Elena Markovsky v. Kirby Tower, L.P.
01-13-00516-CV
| Tex. App. | Dec 15, 2015Background
- Elena Markovsky contracted to buy a condominium from Kirby Tower, L.P., depositing $300,000 (10% purchase price) as earnest money refundable if the unit was not completed by May 31, 2008.
- The unit was not finished by that date, but Markovsky continued to engage in selection and customization activities and did not notify Kirby Tower of termination until November 5, 2008.

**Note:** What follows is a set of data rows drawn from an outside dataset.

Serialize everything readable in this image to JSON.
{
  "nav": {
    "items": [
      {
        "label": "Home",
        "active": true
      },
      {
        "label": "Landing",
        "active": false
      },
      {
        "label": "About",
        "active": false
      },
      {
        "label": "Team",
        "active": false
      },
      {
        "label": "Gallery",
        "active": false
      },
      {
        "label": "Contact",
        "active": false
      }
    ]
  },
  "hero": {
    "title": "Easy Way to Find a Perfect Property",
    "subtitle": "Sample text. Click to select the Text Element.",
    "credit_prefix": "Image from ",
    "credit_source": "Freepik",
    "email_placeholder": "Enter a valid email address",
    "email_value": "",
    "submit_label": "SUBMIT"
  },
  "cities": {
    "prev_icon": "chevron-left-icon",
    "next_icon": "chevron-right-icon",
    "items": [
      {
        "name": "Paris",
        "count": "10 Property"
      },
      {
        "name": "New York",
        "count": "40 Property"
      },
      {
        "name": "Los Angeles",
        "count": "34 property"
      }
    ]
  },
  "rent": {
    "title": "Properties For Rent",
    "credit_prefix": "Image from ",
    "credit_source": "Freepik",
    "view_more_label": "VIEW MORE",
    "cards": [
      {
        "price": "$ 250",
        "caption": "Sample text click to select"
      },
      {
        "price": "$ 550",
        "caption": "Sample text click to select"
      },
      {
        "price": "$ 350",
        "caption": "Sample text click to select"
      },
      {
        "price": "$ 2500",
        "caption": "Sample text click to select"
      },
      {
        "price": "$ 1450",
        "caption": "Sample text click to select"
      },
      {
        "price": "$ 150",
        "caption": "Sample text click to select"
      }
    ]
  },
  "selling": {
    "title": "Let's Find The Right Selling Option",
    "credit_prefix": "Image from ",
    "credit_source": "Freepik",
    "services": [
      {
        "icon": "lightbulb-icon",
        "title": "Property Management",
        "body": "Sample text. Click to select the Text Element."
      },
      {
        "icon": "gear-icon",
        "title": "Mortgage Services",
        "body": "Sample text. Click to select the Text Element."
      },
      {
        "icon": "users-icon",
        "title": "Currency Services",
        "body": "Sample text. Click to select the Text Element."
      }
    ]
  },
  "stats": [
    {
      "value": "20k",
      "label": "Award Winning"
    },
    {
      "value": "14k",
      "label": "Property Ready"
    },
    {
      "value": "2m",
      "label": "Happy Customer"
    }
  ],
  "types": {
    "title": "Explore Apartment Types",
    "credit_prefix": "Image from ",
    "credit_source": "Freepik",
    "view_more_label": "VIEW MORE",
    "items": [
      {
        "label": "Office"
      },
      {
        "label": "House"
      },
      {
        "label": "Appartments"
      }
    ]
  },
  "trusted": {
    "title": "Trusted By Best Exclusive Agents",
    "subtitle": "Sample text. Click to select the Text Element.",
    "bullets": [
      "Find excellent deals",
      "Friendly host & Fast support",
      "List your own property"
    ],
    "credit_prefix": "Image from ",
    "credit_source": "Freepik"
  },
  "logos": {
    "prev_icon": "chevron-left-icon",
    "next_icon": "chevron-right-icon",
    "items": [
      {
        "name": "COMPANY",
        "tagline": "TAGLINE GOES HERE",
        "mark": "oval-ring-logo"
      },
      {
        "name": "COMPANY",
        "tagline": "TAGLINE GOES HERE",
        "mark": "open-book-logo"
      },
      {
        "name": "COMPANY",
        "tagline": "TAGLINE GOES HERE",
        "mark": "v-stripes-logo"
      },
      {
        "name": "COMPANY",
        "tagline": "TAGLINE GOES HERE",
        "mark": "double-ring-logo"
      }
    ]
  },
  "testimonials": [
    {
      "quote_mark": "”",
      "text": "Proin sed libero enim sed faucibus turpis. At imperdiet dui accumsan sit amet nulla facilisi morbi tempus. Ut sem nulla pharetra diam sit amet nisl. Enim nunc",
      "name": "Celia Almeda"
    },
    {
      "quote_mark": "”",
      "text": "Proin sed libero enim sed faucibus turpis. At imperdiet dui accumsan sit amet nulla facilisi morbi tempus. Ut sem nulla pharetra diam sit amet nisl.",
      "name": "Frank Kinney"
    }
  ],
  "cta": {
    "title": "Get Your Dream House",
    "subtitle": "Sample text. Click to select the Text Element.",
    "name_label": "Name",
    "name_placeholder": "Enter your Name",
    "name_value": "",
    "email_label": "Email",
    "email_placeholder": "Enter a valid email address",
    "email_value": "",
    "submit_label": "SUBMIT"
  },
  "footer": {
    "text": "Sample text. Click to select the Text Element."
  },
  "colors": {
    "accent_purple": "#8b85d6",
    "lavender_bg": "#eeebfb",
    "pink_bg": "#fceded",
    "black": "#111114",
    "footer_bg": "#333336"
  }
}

- Markovsky sued for declaratory relief and breach; a jury found Kirby Tower breached by missing the completion date but that Markovsky waived the breach by continuing performance; trial court entered a take-nothing judgment and awarded earnest money to Kirby Tower (later reversed on appeal because Kirby Tower had not asserted an affirmative claim for the earnest money).

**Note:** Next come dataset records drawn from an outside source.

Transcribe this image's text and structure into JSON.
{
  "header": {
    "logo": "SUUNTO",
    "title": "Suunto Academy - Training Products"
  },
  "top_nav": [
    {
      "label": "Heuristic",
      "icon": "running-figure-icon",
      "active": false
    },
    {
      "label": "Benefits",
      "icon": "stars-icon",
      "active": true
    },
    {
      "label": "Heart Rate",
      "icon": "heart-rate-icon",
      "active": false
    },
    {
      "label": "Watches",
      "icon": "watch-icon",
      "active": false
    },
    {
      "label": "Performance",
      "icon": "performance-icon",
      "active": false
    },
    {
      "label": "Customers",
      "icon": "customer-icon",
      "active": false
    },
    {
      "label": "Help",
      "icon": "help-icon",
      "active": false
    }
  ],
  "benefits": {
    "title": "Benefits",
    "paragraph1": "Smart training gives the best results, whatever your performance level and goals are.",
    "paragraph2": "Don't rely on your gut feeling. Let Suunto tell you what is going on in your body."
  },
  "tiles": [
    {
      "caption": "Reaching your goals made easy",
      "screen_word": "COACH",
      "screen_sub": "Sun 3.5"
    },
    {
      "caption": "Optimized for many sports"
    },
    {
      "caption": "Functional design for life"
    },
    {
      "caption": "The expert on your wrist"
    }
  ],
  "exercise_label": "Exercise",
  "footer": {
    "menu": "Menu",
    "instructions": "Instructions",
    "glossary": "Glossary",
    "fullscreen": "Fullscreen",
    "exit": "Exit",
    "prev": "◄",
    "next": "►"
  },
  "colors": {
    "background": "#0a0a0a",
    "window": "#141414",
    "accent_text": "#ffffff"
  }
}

- On remand Kirby Tower filed counterclaims (breach and declaratory judgment seeking the earnest money) and moved for summary judgment; it submitted the contract, the appellate opinion affirming the take-nothing judgment, and an affidavit that Markovsky had terminated and did not purchase the unit.

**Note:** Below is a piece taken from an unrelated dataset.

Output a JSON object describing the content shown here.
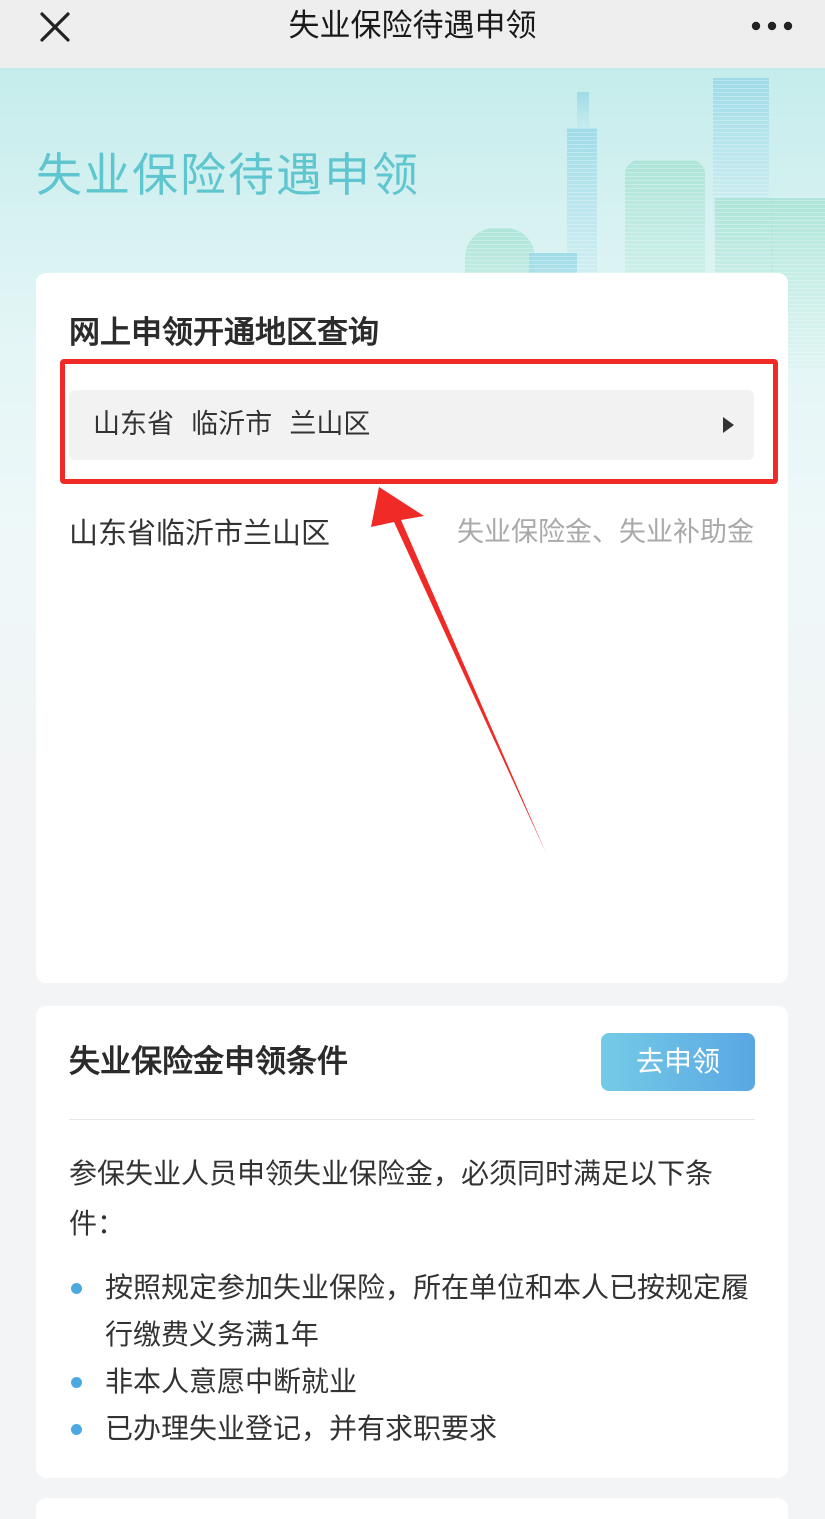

- The trial court granted summary judgment for Kirby Tower, awarding it the $300,000 plus interest; Markovsky’s motion for entry of judgment in her favor was denied. She appealed, contending summary judgment and denial of her motion were erroneous.
Issues
| Issue | Plaintiff's Argument | Defendant's Argument | Held |
|---|---|---|---|
| Whether summary judgment was improperly granted to Kirby Tower on its counterclaims | Markovsky argued fact issues existed on breach and affirmative defenses (compulsory counterclaim, limitations, unenforceable penalty) and that she could still obtain the earnest money | Kirby Tower argued its summary-judgment evidence conclusively established Markovsky’s breach, contractual right to retain earnest money on buyer default, and no viable affirmative-defense fact issues | Affirmed: summary judgment for Kirby Tower; its evidence showed contract, Markovsky’s breach (termination after waiver), and agreed liquidated-damages remedy; Markovsky failed to raise fact issues on defenses |
| Whether Markovsky raised fact issue that her termination was justified (no repudiation) | Markovsky claimed she reasonably (mistakenly) believed she could terminate because of noncompletion by May 31, 2008 | Kirby Tower relied on appellate finding that Markovsky waived the breach by continuing performance, so her later termination was a breach | Held: unilateral misunderstanding does not avoid liability; no evidence she retracted repudiation or cured breach — no fact issue on repudiation |
| Whether Markovsky preserved affirmative defenses (filed within seven days of hearing) | Markovsky argued the court considered her response and thus should be presumed to have granted leave to file the late answer asserting defenses | Kirby Tower argued defenses were waived because the answer was untimely and leave was not shown to be granted | Held: defenses waived (no affirmative showing trial court considered the late-filed answer); even if considered, defenses failed on the merits |
| Whether Markovsky could obtain entry of judgment awarding her the earnest money on remand | Markovsky asserted she remained entitled to declaratory relief awarding the earnest money based on noncompletion | Kirby Tower relied on its counterclaims and summary-judgment ruling; appellate law of the case barred relitigation of issues decided in the prior appeal | Held: Denial proper — prior appeal affirmed take-nothing judgment and precluded relitigation of her declaratory claim on completion-date theory; trial court properly denied her motion |
Key Cases Cited
- Travelers Ins. Co. v. Joachim, 315 S.W.3d 860 (Tex. 2010) (standard of review for summary judgment)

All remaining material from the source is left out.